The Bundren children do not leave their father’s household and forge lives for themselves, though, as with Cash’s case, they are demonstrated to have both the desire and the means to do so. Though not necessarily related to performance per se, it is also worth noting that Vardaman, the youngest Bundren, briefly remarks that his brothers resemble slaves. (Three out of the four uses of the word “nigger” are found in this short section late in the novel.) Vardaman notices that Jewel’s “back was red,” and tells him, ‘“Your back looks like a nigger’s, Jewel” (Faulkner, Dying 129). While Vardaman could be referring to Jewel’s back simply appearing darker, it makes just as much sense to conclude that he means his brother’s back resembles that of an enslaved person whose hide has been scarred by a slave owner's whip. And of course, Anse, as the head of the family, is the closest any of the Bundrens have to a slave owner. In any case, I think the reading of Anse as a kind of slaveholder is sound, and only further demonstrates that “blackness” can be less of an immutable racial characteristic and more of a state one can achieve through performance in Faulkner’s work.

Yet I would be remiss if I were to go without mentioning the way that characters who do not exist in either of the groups I have examined here perform blackness. Cambridge Yankees, for instance, consider Quentin Compson to be performing blackness when they simply hear him speak with his natural accent (Faulkner, Sound 79). And there are certainly more nameless black characters and many more working-class Caucasian characters whose functioning blackness could benefit from closer scrutiny among readers and scholars of Faulkner.

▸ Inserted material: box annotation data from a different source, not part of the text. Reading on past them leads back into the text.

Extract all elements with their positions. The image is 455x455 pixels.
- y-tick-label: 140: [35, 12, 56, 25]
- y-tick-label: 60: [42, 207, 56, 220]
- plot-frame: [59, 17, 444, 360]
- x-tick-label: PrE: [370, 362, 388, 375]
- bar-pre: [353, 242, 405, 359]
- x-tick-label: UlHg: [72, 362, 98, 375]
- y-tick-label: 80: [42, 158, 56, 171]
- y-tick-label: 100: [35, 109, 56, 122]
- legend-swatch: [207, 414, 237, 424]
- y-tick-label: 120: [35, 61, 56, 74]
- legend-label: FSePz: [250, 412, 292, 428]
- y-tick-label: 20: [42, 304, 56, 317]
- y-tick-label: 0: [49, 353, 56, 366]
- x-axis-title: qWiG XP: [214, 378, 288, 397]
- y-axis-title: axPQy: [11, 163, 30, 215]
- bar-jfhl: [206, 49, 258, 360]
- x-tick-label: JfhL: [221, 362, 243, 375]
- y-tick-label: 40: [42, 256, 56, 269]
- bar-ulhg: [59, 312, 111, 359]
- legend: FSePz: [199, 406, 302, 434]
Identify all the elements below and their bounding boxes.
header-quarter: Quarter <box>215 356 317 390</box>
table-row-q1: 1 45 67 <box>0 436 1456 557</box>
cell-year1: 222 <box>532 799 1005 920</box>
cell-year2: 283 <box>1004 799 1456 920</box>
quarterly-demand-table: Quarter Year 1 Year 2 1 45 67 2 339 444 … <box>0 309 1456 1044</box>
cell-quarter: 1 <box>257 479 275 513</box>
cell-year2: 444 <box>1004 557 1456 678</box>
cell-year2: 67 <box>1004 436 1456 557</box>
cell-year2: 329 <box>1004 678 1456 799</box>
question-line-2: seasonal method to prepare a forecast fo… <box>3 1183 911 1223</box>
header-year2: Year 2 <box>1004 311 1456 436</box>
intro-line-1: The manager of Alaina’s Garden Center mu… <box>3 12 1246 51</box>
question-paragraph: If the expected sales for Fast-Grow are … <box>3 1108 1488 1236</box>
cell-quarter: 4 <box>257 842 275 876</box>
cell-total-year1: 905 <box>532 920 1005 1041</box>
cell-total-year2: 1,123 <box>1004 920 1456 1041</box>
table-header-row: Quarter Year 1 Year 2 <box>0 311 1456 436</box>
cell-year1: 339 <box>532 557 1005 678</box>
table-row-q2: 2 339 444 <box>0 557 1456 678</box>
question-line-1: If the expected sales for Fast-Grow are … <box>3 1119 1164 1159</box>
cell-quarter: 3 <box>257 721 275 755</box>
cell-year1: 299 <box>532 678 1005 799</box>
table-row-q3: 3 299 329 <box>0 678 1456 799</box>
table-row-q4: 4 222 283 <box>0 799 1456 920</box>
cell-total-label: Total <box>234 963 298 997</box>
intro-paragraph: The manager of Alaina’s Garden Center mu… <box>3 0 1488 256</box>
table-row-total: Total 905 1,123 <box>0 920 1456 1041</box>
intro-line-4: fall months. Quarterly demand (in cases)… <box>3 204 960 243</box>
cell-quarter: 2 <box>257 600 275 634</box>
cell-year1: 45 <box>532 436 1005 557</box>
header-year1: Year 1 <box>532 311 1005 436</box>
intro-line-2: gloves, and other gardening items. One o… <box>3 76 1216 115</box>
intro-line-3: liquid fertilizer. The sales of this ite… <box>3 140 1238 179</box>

Ultimately, what does the notion that race is ultimately a matter of performance mean for Faulkner’s fiction? It is, of course, not a question which scholars can definitively answer. Although I am an adherent to the belief that authorial intent matters much less than an individual reader’s interpretation, I hold that, quite simply, Faulkner more than likely wrote this into his work to demonstrate the folly in believing that a person’s race is the quintessential element of how they see themselves and how other see them. Perhaps he meant to demonstrate that all the bluster and blatherskite his predecessors and contemporaries spouted about “natural” differences between the races was farcical, that it really was but sound and fury that signified nothing. Faulkner may have been much more “progressive” than some scholars afford him credit for.

Works Cited

  1. Duvall, John N. “‘A Strange Nigger’: Faulkner and the Minstrel Performance of Whiteness.” Faulkner and Whiteness, edited by Jay Watson, University Press of Mississippi, 2011, pp. 92–106.
  2. Faulkner, William. As I Lay Dying. Edited by Michael Edward Gorra, W.W. Norton & Company, 2010.
  3. Faulkner, William. “Barn Burning.” http://faculty.weber.edu/jyoung/english%206710/barn%20burning.pdf
  4. Faulkner, William. Intruder in the Dust. Vintage Books, 2011.
  5. Faulkner, William. The Sound and the Fury. Edited by Michael Edward Gorra, W.W. Norton & Company, 2014.
  6. Matthews, John T. “Dialect and Modernism in The Sound and the Fury.” The Sound and the
  7. Fury, edited by Michael Gorra. by William Faulkner, 3rd ed., W.W. Norton & Company, 2014, pp. 483–493. Norton Critical Editions.